Soybean’s wild relative,
G. soja, has been studied mainly to understand soybean domestication, but its high genetic diversity is known to contain desirable traits for crop improvement, including SCN resistance
[46]. GWAS was conducted on 1032
Glycine soja accessions in order to have a better understanding of wild soybean resistance against SCN
[47]. Ten SNPs significantly associated with resistance to SCN were found on chromosomes 2, 4, 9, 16 and 18, three of which were previously identified, but none of which were among the
rhg1 or
Rhg4 QTLs. These regions contained 83 gene models, and some were compatible with plant resistance against disease including: calcium-dependent phospholipid-binding protein, NB-ARC domains containing protein, LRR protein, cytochrome P450, and ethylene-responsive element binding factor. One specific gene, Glyma.18G102600, an NB-ARC domain containing protein, located in a strong linkage disequilibrium block on Chr. 18 seemed highly promising. A transcriptomics database of the response of resistant and susceptible
G. soja accessions to SCN was also created
[48]. Another GWAS on
G. soja lines identified SNPs on chromosomes 18 and 19 as being significantly associated with resistance to SCN (HG 2.5.7), as well as identified 58 gene candidates
[49]. From these, 16 were related to disease resistance, encoding LRR proteins, ring/U-box, receptor-like protein, and MYB transcription factor. Other authors compared transcript expression of the resistant
G. soja line NRS100 to the well-known
G. max Williams 82 (susceptible) and Peking (resistant).

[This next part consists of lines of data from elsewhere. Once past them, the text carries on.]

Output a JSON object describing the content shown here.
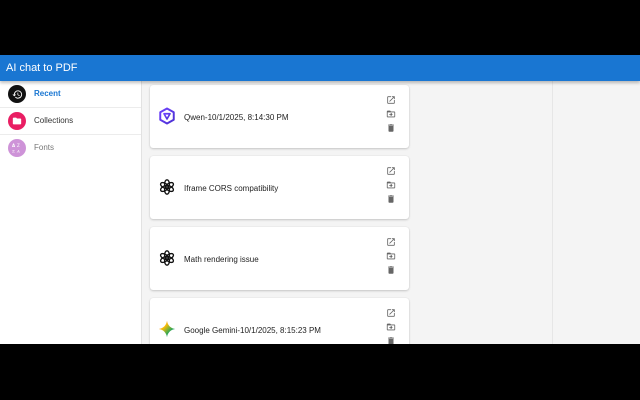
{
  "app": {
    "title": "AI chat to PDF"
  },
  "sidebar": {
    "items": [
      {
        "label": "Recent",
        "icon": "history-icon",
        "color": "#111111",
        "active": true
      },
      {
        "label": "Collections",
        "icon": "folder-icon",
        "color": "#e91e63",
        "active": false
      },
      {
        "label": "Fonts",
        "icon": "fonts-icon",
        "color": "#ce93d8",
        "active": false
      }
    ]
  },
  "chats": [
    {
      "title": "Qwen-10/1/2025, 8:14:30 PM",
      "logo": "qwen-logo-icon"
    },
    {
      "title": "Iframe CORS compatibility",
      "logo": "chatgpt-logo-icon"
    },
    {
      "title": "Math rendering issue",
      "logo": "chatgpt-logo-icon"
    },
    {
      "title": "Google Gemini-10/1/2025, 8:15:23 PM",
      "logo": "gemini-logo-icon"
    }
  ],
  "colors": {
    "appbar": "#1976d2",
    "active_nav": "#1976d2"
  }
}
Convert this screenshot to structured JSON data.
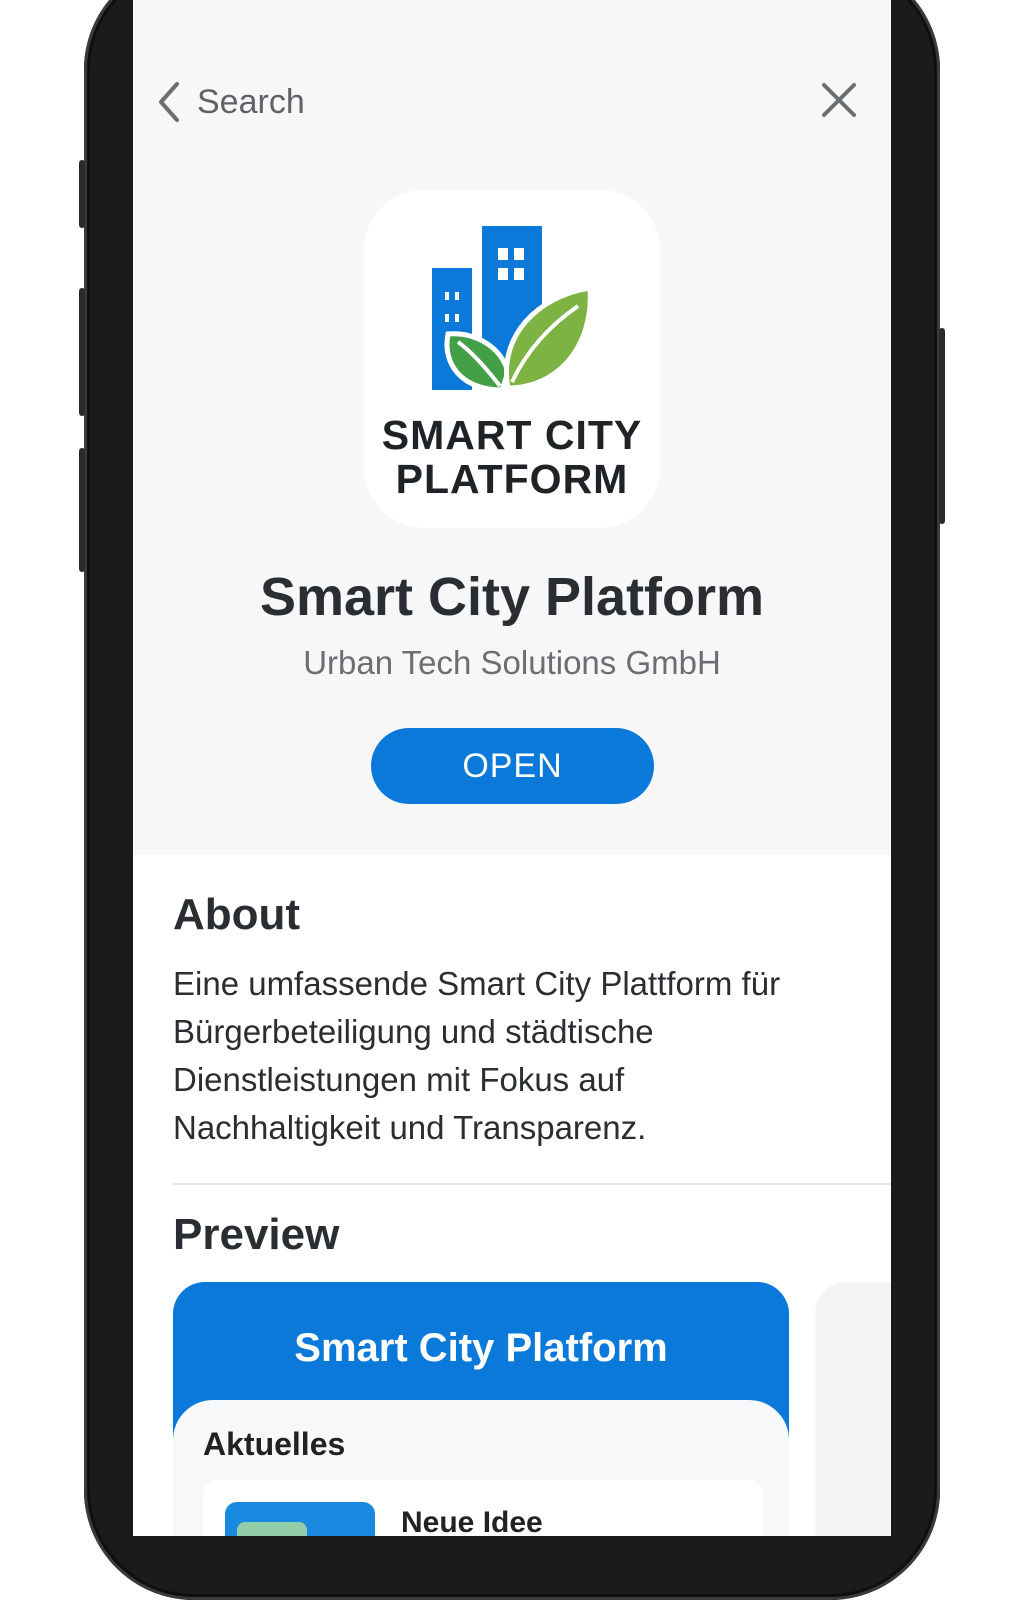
{
  "nav": {
    "back_label": "Search"
  },
  "app": {
    "icon_line1": "SMART CITY",
    "icon_line2": "PLATFORM",
    "name": "Smart City Platform",
    "developer": "Urban Tech Solutions GmbH",
    "action_label": "OPEN"
  },
  "about": {
    "heading": "About",
    "text": "Eine umfassende Smart City Plattform für Bürgerbeteiligung und städtische Dienstleistungen mit Fokus auf Nachhaltigkeit und Transparenz."
  },
  "preview": {
    "heading": "Preview",
    "card_title": "Smart City Platform",
    "section_label": "Aktuelles",
    "item_title": "Neue Idee"
  },
  "colors": {
    "accent": "#0a79d9",
    "leaf_light": "#7cb342",
    "leaf_dark": "#43a047"
  },
  "icons": [
    "chevron-left-icon",
    "close-icon",
    "city-logo-icon"
  ]
}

The resistant
G. soja (NRS100) did not show any significant differential expression at SHMT, SNAP paralog or SNAP18 which are found in
rhg1 and
Rhg4. The proposed defense mechanism in NRS100 included reduced JA signalling which allowed SA signals to induce a defense response, along with increased polyamine metabolism triggering H
2O
2 regulation and induction of PR proteins which defend the integrity of the cell walls and hinder pathogen invasion
[50]. Finally, a cross between
G. max and
G. soja along with chromosome segment substitution lines (CSSLs) for QTL mapping of SCN resistance was performed
[51]. Thirty-three QTLs were detected on 18 different chromosomes with high significance in relation to SCN resistance. The CSSLs combining positive alleles were highly resistant to SCN in absence of
rhg1 and
Rhg4. These studies shed light on the importance of
G. soja germplasm and new strategies for resistance breeding.